1) To paraphrase, in part, Rabbi Matis Weinberg (Patterns in Time), to the non-Jewish world, time is a linear flow without relation to anything external. No instant of time is truly connected to any other, or every instant of time is the same as any other instant of time. This is the position of Sir Isaac Newton in his Principia Mathematica: “Absolute, true, and mathematical time, of itself and from its own nature, flows equably without relation to any thing external …”
2) Therefore, in the world of common sense, what assigns placement in time is any repeating phenomenon, be it a clock of a pendulum, or (as in the Torah) perceived changes in sun and moon.

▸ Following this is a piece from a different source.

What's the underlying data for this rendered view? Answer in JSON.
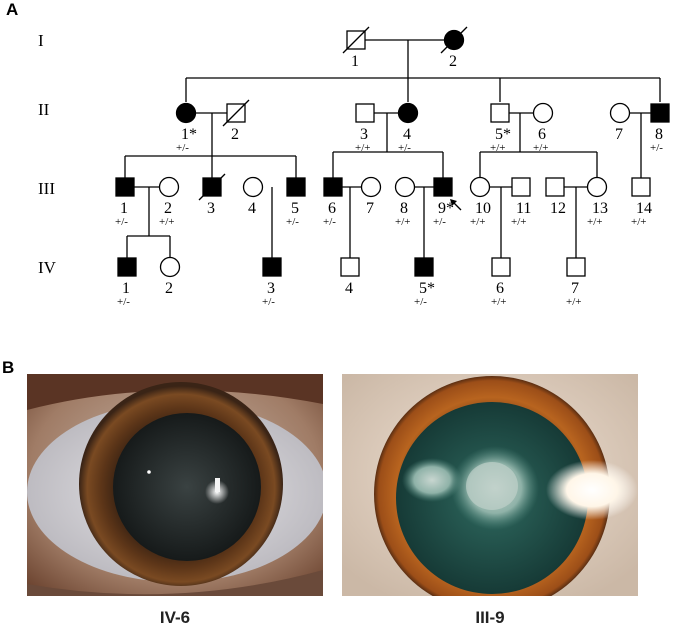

3) Roman emperors had the power to interfere as they pleased with the calendar, shortening or lengthening by days the duration of the year. Since time, in Christianity and Islam, is not related to anything external, the early Christians arbitrarily changed the Sabbath to Sunday, whereas Islam, if it may be said to have a Sabbath, arbitrarily changed it to Friday.
4) To those who see time as unrelated points on a line, the calendar is a convenience, not a reality. Commemoration is an arbitrary mental review of political or romantic or seasonal association. Although President George Washington’s actual birthday was February 22, it so happens that in 1971 the federal holiday was shifted to the third Monday in February. Nations move about their holidays at will.
5) “But the Torah,” says Weinberg, “envisions time as our contact with reality, as the definer of our environment and our spiritual attitudes and moods, the basis of events which comprise our history and our individual lives. Commemoration is more than memory: it is a temporal re-living of those aspects in time which created events, dealing anew the associate moods and sensation. From the Torah’s viewpoint, the calendar is the precise opposite of arbitrary, for it represents the deepest manifestation of kedushat Yisrael.”
6) The Torah Jew knows that God is the Master of time, just as he is the Master of war (Hashem ish milchama, Exodus 15:3). However, through prayer and mitzvot, He has given man the opportunity to alter the external world which flows through time. As it says in Pirkei Avoth 2:4): “Do God’s Will as you would do your own will, so that He may do your will as if it were His.”